Wenige Tage nach der offziellen Verkündung des Wechsels ihres Trainers Felix Magath zu Schalke 04 wirkte die Wolfsburger Abwehr, als wäre sie in Stuttgart auf Kurzurlaub. Immer wieder konnten die Stuttgarter Angreifer ungehindert auf den Wolfsburger Torwart Benaglio zulaufen. In der Offensive unterstrichen Grafite und Dzeko in einigen Szenen zwar ihre Torgefährlichkeit. Aber mit Gomez konnte an diesem Nachmittag kein anderer Profi mithalten. „Wir sind jetzt richtig gut dabei“, sagte Gomez. „Jetzt wollen wir auch die restlichen drei Spiele gewinnen und dann sehen, wofür das reicht.“ Es könnte die Meisterschaft sein. Gomez gab sich nach seinem Gala-Auftritt bescheiden. „Ich war da, wo ich sein musste“, sagte er. „Die Mannschaft hat hervorragend gearbeitet. Davon habe ich profitiert.“

Das schnellste Tor der Saison

Der 23 Jahre alte Stürmer war ständig in Bewegung, eroberte die Räume und war kaum vom Ball zu trennen. Sogar für die Defensive arbeitete der vor Ehrgeiz berstende Angreifer, einmal stellte er Dzeko nach langem Sprint in der Nähe der eigenen Eckfahne. Unmittelbar nach dem vierten Volltreffer nahm Trainer Babbel seinen besten Mann vom Feld, gönnte ihm ein Bad in der Menge, das ihn mit stehenden Ovationen entließ. Nach dem Abpfiff machte sich dann der ganze VfB zur Ehrenrunde auf, mit dem Mann im Mittelpunkt: Mario Gomez. Welch ein Auftritt!

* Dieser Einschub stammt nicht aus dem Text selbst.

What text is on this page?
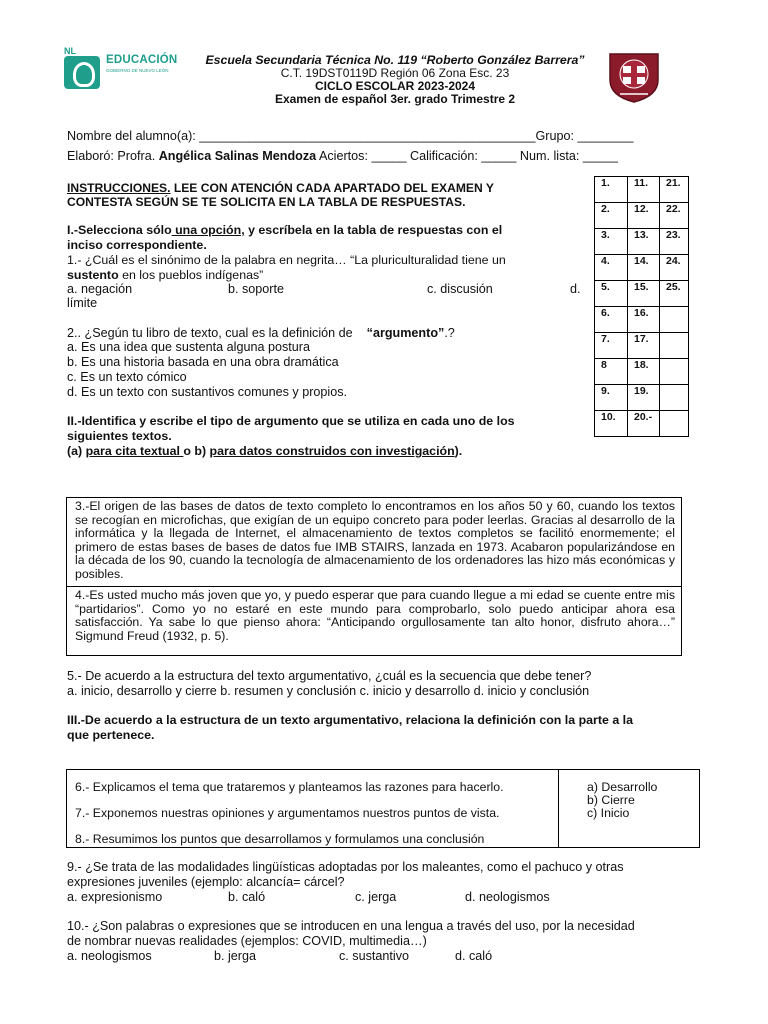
NL
EDUCACIÓN
GOBIERNO DE NUEVO LEÓN
Escuela Secundaria Técnica No. 119 “Roberto González Barrera”
C.T. 19DST0119D Región 06 Zona Esc. 23
CICLO ESCOLAR 2023-2024
Examen de español 3er. grado Trimestre 2
Nombre del alumno(a): ________________________________________________Grupo: ________
Elaboró: Profra. Angélica Salinas Mendoza Aciertos: _____ Calificación: _____ Num. lista: _____
INSTRUCCIONES. LEE CON ATENCIÓN CADA APARTADO DEL EXAMEN Y
CONTESTA SEGÚN SE TE SOLICITA EN LA TABLA DE RESPUESTAS.
I.-Selecciona sólo una opción, y escríbela en la tabla de respuestas con el
inciso correspondiente.
1.- ¿Cuál es el sinónimo de la palabra en negrita… “La pluriculturalidad tiene un
sustento en los pueblos indígenas”
a. negación	b. soporte	c. discusión	d.
límite
2.. ¿Según tu libro de texto, cual es la definición de “argumento”.?
a. Es una idea que sustenta alguna postura
b. Es una historia basada en una obra dramática
c. Es un texto cómico
d. Es un texto con sustantivos comunes y propios.
II.-Identifica y escribe el tipo de argumento que se utiliza en cada uno de los
siguientes textos.
(a) para cita textual o b) para datos construidos con investigación).
1.	11.	21.
2.	12.	22.
3.	13.	23.
4.	14.	24.
5.	15.	25.
6.	16.	
7.	17.	
8	18.	
9.	19.	
10.	20.-	
3.-El origen de las bases de datos de texto completo lo encontramos en los años 50 y 60, cuando los textos se recogían en microfichas, que exigían de un equipo concreto para poder leerlas. Gracias al desarrollo de la informática y la llegada de Internet, el almacenamiento de textos completos se facilitó enormemente; el primero de estas bases de bases de datos fue IMB STAIRS, lanzada en 1973. Acabaron popularizándose en la década de los 90, cuando la tecnología de almacenamiento de los ordenadores las hizo más económicas y posibles.
4.-Es usted mucho más joven que yo, y puedo esperar que para cuando llegue a mi edad se cuente entre mis “partidarios”. Como yo no estaré en este mundo para comprobarlo, solo puedo anticipar ahora esa satisfacción. Ya sabe lo que pienso ahora: “Anticipando orgullosamente tan alto honor, disfruto ahora…” Sigmund Freud (1932, p. 5).
5.- De acuerdo a la estructura del texto argumentativo, ¿cuál es la secuencia que debe tener?
a. inicio, desarrollo y cierre b. resumen y conclusión c. inicio y desarrollo d. inicio y conclusión
III.-De acuerdo a la estructura de un texto argumentativo, relaciona la definición con la parte a la
que pertenece.
6.- Explicamos el tema que trataremos y planteamos las razones para hacerlo.
7.- Exponemos nuestras opiniones y argumentamos nuestros puntos de vista.
8.- Resumimos los puntos que desarrollamos y formulamos una conclusión
a) Desarrollo
b) Cierre
c) Inicio
9.- ¿Se trata de las modalidades lingüísticas adoptadas por los maleantes, como el pachuco y otras
expresiones juveniles (ejemplo: alcancía= cárcel?
a. expresionismo	b. caló	c. jerga	d. neologismos
10.- ¿Son palabras o expresiones que se introducen en una lengua a través del uso, por la necesidad
de nombrar nuevas realidades (ejemplos: COVID, multimedia…)
a. neologismos	b. jerga	c. sustantivo	d. caló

Irgendwie unterschätzten die Wolfsburger die Bedeutung des Anpfiffs von Schiedsrichter Kinhöfer. Sie nahmen es als Zeichen, so langsam mal zu beginnen, aber nicht als Startsignal für den Endspurt um die deutsche Fußballmeisterschaft. Sie schauten zu, als sich die Stuttgarter auf der rechten Seite den Ball zuspielten, beobachteten, wie Hilbert mit der Fußsohle den Ball auf Träsch zurücklegte, guckten verdutzt, als dessen Flanke auf dem Kopf von Gomez landete und sich der Ball dann in den Torwinkel senkte. 1:0 für den VfB nach 30 Sekunden: das schnellste Tor der Bundesliga-Saison spitzte den Titelkampf noch einmal richtig zu.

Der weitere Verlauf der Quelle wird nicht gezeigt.